A year ago, Virginia Republican Governor Bob McDonnell pushed through a massive overhaul of the state’s transportation system, changing how basic things like roads, bridges, and public buses get funded. Along the way, two strange things happened: Virginia became the first state to abolish its gasoline tax and the second to impose a special tax on fuel-efficient alternative vehicles—aka the Prius tax.
In a way, the move was forward-thinking. It headed off a problem that all states face when linking gasoline consumption to transportation funding. Since we’re driving fewer miles in more fuel-efficient cars, the gasoline tax is starting to look like an unsustainable primary source of transportation dollars. Coming up with a new way to finance roads and bridges made sense.
But singling out hybrids for a special kick in the pants? It was hard logic to swallow. The theory behind the tax is that since hybrids don’t consume as much gasoline as other cars, they don’t pay their share of road maintenance. That’s a fair point, though it should be noted that they also don’t tear up the roads as much as larger trucks and SUVs.
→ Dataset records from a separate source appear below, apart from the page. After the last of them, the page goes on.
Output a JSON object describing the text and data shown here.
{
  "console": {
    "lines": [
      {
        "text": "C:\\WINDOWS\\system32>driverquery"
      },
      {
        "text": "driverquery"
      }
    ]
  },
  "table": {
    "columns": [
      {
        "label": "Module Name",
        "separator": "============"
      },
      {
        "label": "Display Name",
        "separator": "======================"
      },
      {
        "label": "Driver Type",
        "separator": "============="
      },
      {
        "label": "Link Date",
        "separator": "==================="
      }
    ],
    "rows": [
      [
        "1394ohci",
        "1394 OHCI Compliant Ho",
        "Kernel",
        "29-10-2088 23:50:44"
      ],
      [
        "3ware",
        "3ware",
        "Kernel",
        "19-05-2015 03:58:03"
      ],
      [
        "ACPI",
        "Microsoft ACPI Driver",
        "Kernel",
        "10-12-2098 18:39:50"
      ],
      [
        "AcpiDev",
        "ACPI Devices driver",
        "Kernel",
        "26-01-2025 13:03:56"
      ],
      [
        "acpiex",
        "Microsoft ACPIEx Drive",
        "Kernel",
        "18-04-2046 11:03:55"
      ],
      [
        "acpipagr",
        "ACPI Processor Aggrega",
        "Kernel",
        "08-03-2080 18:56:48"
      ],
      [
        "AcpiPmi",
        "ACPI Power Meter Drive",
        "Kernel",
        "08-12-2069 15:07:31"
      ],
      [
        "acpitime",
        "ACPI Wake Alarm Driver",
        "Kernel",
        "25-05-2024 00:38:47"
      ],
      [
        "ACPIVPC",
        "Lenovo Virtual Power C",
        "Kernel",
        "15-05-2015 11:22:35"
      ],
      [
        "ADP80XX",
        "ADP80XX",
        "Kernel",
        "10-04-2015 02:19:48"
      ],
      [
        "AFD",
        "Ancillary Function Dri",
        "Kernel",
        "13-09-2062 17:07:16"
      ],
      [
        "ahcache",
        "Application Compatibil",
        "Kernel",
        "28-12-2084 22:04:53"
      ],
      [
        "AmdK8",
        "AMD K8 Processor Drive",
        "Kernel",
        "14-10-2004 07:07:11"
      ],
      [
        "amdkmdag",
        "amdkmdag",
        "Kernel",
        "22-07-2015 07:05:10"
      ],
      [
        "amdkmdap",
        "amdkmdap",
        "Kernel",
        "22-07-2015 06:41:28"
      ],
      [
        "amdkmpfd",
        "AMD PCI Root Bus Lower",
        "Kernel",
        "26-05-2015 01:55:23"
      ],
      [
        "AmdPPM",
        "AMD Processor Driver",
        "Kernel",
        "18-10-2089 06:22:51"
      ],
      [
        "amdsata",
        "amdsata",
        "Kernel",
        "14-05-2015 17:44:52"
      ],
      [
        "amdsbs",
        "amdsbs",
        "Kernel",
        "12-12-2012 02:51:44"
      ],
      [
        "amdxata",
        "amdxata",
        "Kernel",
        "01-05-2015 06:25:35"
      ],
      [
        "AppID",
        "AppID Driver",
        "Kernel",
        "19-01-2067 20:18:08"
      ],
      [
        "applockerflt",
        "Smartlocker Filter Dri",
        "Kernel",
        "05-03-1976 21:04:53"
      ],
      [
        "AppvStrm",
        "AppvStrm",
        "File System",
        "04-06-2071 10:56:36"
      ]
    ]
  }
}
Also, the logic of a special hybrid tax fell to pieces as soon as McDonnell called to eliminate the state’s 17.5-cent retail gasoline tax, in essence severing the ties between gasoline consumption and transportation funding. It was eventually replaced with a 3.5 percent wholesale gasoline tax.
Though the initial plan called for a $100 annual fee on hybrids, a compromise ended up knocking it down to $64 a year. Not a crushing blow by any means but certainly enough to spark the ire of the owners of the 90,000 hybrids registered in the state—particularly the more liberal voters in the state’s affluent northern suburbs. On Monday, the Virginia State Senate voted to repeal the tax. The bill is now on its way to the Republican-led House of Delegates, which already passed a similar measure in subcommittee.
Though a bold experiment, the tax never made sense, both from an economic and political standpoint. It was supposed to generate only about $11 million in revenue, a rounding error considering McDonnell’s transportation package is projected to raise $1 billion in funding a year. And while the tax may have appealed to portions of the more conservative southern and western areas of Virginia, those voters by their nature should in theory oppose any sort of tax that singles out a particular behavior.
As well-intentioned as it may have been, Virginia’s hybrid tax was doomed from the start and, rightly or wrongly, will likely be remembered as a failed attempt by state conservatives to stick their finger in the eyes of greenies.